Thomas Global Shuts Down, Closing its Virtual Doors

Thomas Global is closing its virtual doors in 2010 according to the latest news to come out of the supplier directory world. According to a source close to Thomas that I traded notes with this earlier this afternoon, “the site will be up until 2010 to honor advertising contracts, but most of the staff is gone.” In addition, Thomas closed IEN, a magazine it published since the Great Depression era, this spring. In the words, of my source: “another sign of the times.”

What led Thomas Global to close its doors? The above-linked article cites “the unprecedented global economic downturn and the decline in marketing investment worldwide” as reasons for the shutdown. But I suspect there is more to it than that. Ironically, a couple weeks ago, I had a series of briefings with the Thomas team. But when I challenged their PR firm on a separate call that I had heard revenue had been declining over the years, they responded, “there was no way I could know that because Thomas was a private organization” and regardless, such rumors were "not true". So much for not knowing, I suppose.

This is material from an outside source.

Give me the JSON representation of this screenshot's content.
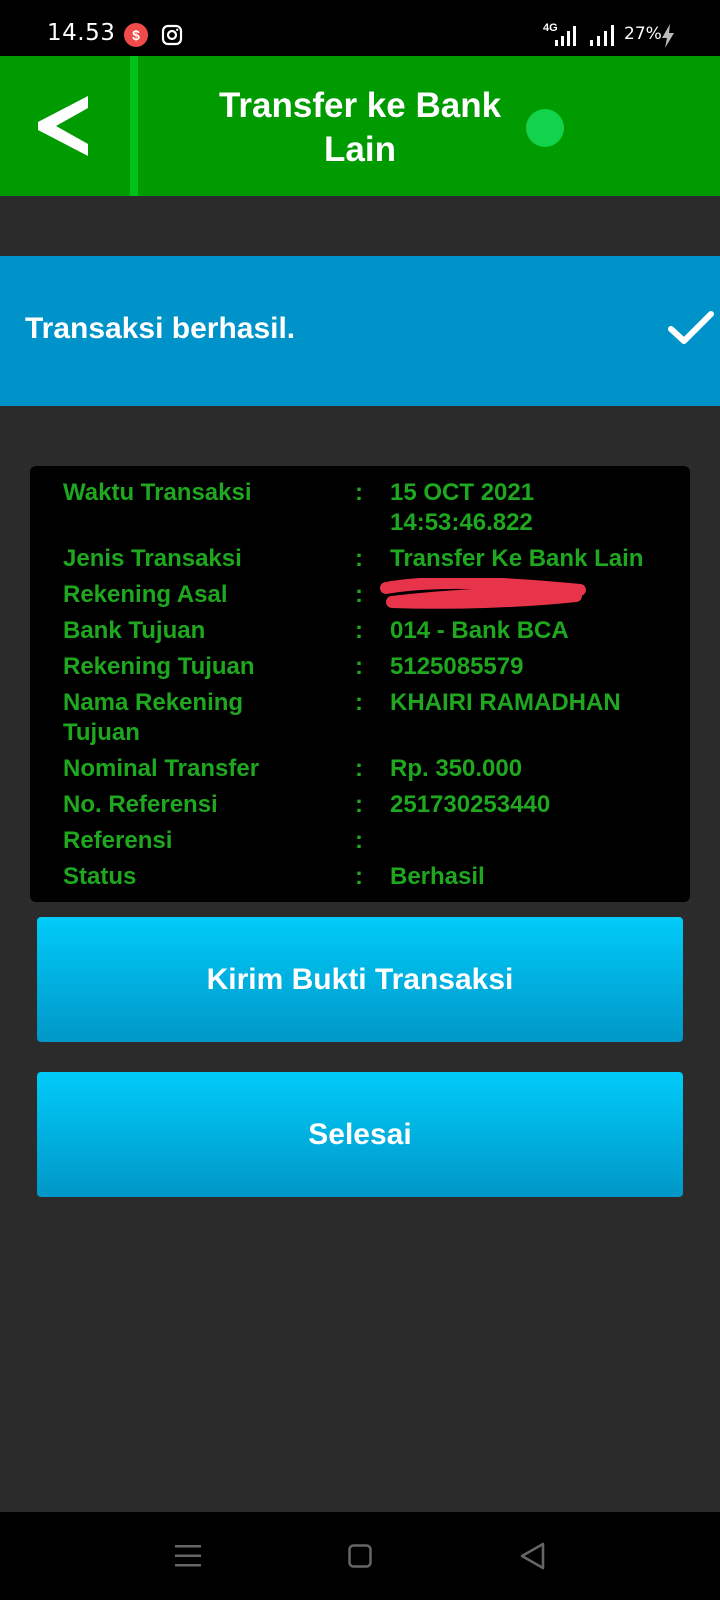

What will be left of Thomas following the move? B2B Online notes “It will continue to publish its individual country-focused Web sites and directories, including ThomasNet.com, Thomas Register of Indian Manufacturers and its Web-based offering Thomex, Guia-NEI, the leading industrial directory of Brazil, as well as additional product Web sites in France, Germany, Italy and Turkey, as well as other countries.”

My source close to Thomas suggested to me that approximately "12 people" were let go this morning, leaving only “a few in NY and in the Philadelphia-area support group”. ThomasNet still has approximately “200 employees left in NYC”. How did the situation come to this with Thomas Global? My source hinted that “over the last couple of years, they started consolidating the smaller country operations with the magazine groups where possible and tried to maintain content at the global level with the staff in New York. But in the end, the only two healthy operations were India and Brazil.”

Regarding Thomas’ future, word from my source is that the rest of the business had a “good 2008” but so far 2009 is “proving to be disastrous,” from a revenue standpoint. Stay tuned for further analysis of Thomas, MFG.com, and Alibaba in the coming weeks on Spend Matters. It turns out that some of the other supplier directory sources in the market are not having as challenging a year as Thomas. And some, in fact, are growing despite the market turbulence and the manufacturing downturn.